VIII

Stefan apagó todas las luces y esperó en el dormitorio amueblado como para un niño. A las tres y media de la madrugada, oyó que Sheener volvía. Sin hacer ruido, Stefan se colocó detrás de la puerta del dormitorio. Unos momentos más tarde, Willy Sheener entró, encendió la luz y se dirigió hacia el colchón. Emitió un sonido raro al cruzar la habitación; en parte era un suspiro y en parte parecía el gemido de un animal que escapaba de un mundo hostil y se metía en su madriguera.

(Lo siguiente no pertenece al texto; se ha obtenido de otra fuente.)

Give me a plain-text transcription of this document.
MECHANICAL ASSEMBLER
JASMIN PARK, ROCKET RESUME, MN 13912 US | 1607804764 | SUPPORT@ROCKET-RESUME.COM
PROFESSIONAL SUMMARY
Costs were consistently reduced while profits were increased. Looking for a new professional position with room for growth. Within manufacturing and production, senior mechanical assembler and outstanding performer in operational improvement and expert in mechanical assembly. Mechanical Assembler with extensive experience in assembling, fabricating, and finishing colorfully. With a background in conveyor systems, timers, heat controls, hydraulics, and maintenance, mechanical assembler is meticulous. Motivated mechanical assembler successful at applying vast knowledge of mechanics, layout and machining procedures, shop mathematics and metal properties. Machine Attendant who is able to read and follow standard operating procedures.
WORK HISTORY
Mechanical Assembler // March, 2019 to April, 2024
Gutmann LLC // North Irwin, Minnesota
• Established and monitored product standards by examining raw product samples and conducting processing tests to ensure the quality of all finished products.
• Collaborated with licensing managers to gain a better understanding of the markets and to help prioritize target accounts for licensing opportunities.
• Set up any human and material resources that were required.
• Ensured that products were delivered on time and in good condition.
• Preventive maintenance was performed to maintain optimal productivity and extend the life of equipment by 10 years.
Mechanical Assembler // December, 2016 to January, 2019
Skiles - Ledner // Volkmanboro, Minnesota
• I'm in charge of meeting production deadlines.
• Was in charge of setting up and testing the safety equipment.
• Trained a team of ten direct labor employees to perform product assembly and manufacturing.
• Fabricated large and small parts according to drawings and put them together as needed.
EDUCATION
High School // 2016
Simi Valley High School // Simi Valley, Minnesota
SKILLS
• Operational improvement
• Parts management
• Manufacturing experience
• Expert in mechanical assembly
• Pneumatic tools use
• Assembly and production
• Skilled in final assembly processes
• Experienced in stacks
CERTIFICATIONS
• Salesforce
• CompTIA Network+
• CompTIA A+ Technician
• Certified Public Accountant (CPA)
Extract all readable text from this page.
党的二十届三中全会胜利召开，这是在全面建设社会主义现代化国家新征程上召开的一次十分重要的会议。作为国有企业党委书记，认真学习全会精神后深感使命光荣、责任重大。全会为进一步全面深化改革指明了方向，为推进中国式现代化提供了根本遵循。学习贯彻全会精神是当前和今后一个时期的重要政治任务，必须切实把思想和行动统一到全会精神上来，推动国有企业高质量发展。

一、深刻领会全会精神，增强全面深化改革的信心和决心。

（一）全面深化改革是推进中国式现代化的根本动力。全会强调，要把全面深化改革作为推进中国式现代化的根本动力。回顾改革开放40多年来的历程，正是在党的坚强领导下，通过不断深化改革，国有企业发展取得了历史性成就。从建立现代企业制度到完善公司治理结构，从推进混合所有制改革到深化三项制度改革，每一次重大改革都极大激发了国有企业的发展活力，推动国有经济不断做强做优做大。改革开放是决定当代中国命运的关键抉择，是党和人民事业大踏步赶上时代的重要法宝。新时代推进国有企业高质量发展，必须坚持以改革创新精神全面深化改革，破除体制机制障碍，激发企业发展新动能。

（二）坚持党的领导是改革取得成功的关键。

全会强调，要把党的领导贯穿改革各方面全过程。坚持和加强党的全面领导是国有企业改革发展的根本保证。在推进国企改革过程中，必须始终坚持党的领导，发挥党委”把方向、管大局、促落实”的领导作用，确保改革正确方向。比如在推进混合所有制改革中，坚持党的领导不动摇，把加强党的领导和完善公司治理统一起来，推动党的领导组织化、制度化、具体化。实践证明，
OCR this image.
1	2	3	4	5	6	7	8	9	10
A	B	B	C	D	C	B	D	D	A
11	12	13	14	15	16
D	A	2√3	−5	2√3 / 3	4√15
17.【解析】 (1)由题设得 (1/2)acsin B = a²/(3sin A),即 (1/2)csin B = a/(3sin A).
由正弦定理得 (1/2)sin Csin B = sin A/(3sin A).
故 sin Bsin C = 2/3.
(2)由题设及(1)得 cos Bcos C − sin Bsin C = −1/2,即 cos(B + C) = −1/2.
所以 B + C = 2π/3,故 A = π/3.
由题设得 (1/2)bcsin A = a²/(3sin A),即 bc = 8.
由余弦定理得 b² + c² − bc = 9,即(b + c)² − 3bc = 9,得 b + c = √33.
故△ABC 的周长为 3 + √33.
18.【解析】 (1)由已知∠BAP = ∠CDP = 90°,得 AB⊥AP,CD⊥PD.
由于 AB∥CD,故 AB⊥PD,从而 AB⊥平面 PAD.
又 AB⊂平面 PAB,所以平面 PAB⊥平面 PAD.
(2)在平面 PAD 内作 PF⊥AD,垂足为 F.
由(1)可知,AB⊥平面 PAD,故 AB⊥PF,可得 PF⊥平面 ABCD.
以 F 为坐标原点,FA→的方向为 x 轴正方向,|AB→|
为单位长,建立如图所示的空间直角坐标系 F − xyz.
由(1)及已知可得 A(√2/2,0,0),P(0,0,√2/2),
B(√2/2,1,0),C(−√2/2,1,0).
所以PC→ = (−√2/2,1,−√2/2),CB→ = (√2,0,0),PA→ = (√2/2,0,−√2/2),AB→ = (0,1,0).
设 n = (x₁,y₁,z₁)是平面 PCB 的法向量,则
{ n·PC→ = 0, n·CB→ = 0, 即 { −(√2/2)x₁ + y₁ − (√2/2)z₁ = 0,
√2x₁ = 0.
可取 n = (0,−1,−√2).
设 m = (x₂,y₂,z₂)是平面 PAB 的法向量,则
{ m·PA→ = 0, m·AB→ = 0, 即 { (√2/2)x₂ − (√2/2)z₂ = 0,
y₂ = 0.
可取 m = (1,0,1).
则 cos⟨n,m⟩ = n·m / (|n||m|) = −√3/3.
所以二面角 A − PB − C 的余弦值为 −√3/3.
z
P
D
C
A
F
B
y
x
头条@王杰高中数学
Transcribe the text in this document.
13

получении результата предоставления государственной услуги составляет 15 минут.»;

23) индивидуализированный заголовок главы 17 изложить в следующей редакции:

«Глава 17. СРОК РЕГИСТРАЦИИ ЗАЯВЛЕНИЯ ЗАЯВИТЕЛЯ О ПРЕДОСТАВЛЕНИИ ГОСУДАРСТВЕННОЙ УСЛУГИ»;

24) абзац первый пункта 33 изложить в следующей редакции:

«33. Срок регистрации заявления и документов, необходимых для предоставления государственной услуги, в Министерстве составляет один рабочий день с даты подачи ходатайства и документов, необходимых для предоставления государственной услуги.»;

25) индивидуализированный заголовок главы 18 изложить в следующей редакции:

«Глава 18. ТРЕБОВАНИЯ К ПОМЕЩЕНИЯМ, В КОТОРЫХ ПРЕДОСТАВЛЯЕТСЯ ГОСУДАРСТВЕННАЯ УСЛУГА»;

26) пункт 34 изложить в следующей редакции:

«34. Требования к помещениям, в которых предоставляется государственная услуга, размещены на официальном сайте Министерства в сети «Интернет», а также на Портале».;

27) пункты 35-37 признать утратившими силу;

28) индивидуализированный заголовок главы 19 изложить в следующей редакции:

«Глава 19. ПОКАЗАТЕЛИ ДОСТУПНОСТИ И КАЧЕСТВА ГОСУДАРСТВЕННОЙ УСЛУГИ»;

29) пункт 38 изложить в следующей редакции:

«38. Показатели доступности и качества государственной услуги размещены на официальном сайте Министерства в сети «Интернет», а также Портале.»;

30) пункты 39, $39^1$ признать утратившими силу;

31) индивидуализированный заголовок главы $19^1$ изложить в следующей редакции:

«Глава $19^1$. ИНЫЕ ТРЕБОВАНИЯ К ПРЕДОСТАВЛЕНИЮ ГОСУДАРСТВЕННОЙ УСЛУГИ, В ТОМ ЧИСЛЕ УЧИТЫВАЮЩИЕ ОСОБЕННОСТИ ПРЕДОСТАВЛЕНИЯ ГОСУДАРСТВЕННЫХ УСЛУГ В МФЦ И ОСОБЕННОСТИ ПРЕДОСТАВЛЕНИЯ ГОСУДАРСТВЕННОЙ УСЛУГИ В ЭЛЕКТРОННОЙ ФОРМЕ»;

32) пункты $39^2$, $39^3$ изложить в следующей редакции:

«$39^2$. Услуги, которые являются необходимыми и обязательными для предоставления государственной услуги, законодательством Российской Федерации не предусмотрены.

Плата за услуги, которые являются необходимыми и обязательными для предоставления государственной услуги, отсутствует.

Stefan cerró la puerta y Sheener giró en redondo al oír aquel ruido, asustado al ver que su nido había sido invadido.

—¿Quién…, quién es usted? ¿Qué diablos está haciendo aquí?

Desde un «Chevrolet» aparcado en la sombra, al otro lado de la calle, Kokoschka observó cómo Stefan salía de la casa de Willy Sheener. Esperó diez minutos, se apeó del coche, dio la vuelta hacia la parte de atrás del bungalow, encontró la puerta entornada y entró sigilosamente.

Encontró a Sheener en un dormitorio infantil, apaleado, ensangrentado e inmóvil. El aire olía a orina, pues el hombre había perdido el control de su vejiga.

«Algún día —pensó Kokoschka con fría determinación y un estremecimiento sádico— voy a dejar a Stefan más malparado que a ese. A él y a esa maldita niña. En cuanto comprenda qué papel representa ella en sus planes y por qué se está saltando decenios para rehacer su vida, les infligiré a los dos un dolor desconocido fuera del infierno».

Salió de la casa de Sheener. En el jardín de atrás, contempló un instante el cielo tachonado de estrellas; después volvió al Instituto.